Viewing page 41 of 47

This transcription has been completed. Contact us with corrections.

[[underlined]] MEMORIAL [[/underlined]]

OF THE OMAHA TRIBE OF INDIANS OF NEBRASKA PRAYING FOR AN APPROPRIATION BY CONGRESS AS AUTHORIZED BY THE ACT APPROVED FEBRUARY 9, 1925, - (43 STATS., 820)

To the Senate and House of Representatives:

Your Memorialists, the Omaha Tribe of Indians of Nebraska, show that by treaties between the United States and the Omaha Tribe of Indians made in 1830 and 1836, the United States obtained all rights of the Omahas to lands east of the Missouri River, and in return by the same treaties the United States acknowledged fully the title of the Omahas to the lands they were occupying in Nebraska [[underlined]]West[[/underlined]] and [[underlined]]South[[/underlined]] of the Missouri River. 

By treaty of March 16, 1854, (10 Stats. 1043) the United States purchased and paid for, with the exception hereinafter noted, all the lands of the Omahas west of the Missouri river and south of the Missouri river (the Missouri making a big bend in northeastern Nebraska). How far westward the Omaha lands extended was then unknown. No surveys had been made and no large streams or natural boundaries marked the Omaha [[underlined]]western[[/underlined]] boundary, which ran to where the Pawnee Tribe's [[underlined]]eastern[[/underlined]] boundary began (Pawnee treaty of September 24, 1857, 11 Stats. 729).
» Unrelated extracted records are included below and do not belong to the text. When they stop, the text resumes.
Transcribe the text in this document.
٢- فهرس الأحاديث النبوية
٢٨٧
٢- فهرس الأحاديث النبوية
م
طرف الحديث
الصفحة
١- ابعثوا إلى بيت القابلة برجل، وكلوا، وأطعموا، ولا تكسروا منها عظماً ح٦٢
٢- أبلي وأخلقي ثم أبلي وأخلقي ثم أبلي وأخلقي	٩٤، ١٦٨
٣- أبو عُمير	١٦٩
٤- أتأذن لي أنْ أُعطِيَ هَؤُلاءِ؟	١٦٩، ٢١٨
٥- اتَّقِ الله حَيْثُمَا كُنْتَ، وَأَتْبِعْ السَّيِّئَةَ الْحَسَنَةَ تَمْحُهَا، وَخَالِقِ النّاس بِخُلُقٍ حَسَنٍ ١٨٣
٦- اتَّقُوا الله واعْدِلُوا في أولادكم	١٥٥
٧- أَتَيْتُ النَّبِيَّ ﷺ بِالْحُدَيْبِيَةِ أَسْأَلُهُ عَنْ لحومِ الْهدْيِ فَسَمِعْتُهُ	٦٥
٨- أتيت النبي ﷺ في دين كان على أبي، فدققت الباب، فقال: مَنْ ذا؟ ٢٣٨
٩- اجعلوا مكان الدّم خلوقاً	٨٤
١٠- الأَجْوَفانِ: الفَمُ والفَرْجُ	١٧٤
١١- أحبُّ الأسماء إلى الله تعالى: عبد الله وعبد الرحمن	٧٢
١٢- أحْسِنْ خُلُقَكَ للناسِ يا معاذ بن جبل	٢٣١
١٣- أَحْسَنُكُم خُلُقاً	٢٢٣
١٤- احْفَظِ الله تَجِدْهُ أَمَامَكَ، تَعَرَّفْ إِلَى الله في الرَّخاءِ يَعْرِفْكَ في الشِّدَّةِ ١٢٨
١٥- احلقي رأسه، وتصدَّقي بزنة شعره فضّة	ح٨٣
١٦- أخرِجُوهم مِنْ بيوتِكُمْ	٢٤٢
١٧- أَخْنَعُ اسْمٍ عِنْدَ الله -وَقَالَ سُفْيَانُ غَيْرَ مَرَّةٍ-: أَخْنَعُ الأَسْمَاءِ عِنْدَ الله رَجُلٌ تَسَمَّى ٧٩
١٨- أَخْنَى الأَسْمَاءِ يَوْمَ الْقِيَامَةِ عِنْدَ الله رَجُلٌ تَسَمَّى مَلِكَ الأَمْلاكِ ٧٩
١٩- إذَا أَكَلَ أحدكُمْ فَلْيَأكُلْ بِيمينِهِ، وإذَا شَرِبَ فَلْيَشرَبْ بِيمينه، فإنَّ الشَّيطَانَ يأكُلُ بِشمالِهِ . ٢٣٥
By the two (Omaha and Pawnee) treaties the United States acquired for settlers all of Nebraska north of the Platte. It at once lost interest in the boundary line between the tribes. It immediately opened the Omaha lands to settlers and the settlers paid and United States received therefor $1.25 an acre, and as to some lands $2.50 an acre.

The Omahas received, all told, for the 1854 cession, $881,000 (U. S. vs. Omaha Indians, 253, U. S. 278). The United States paid the Omahas this sum for all their lands with the exception noted hereinafter. The lands paid for totalled 4,500,000 acres (253 U. S. 278) or 19.6 cents per acre.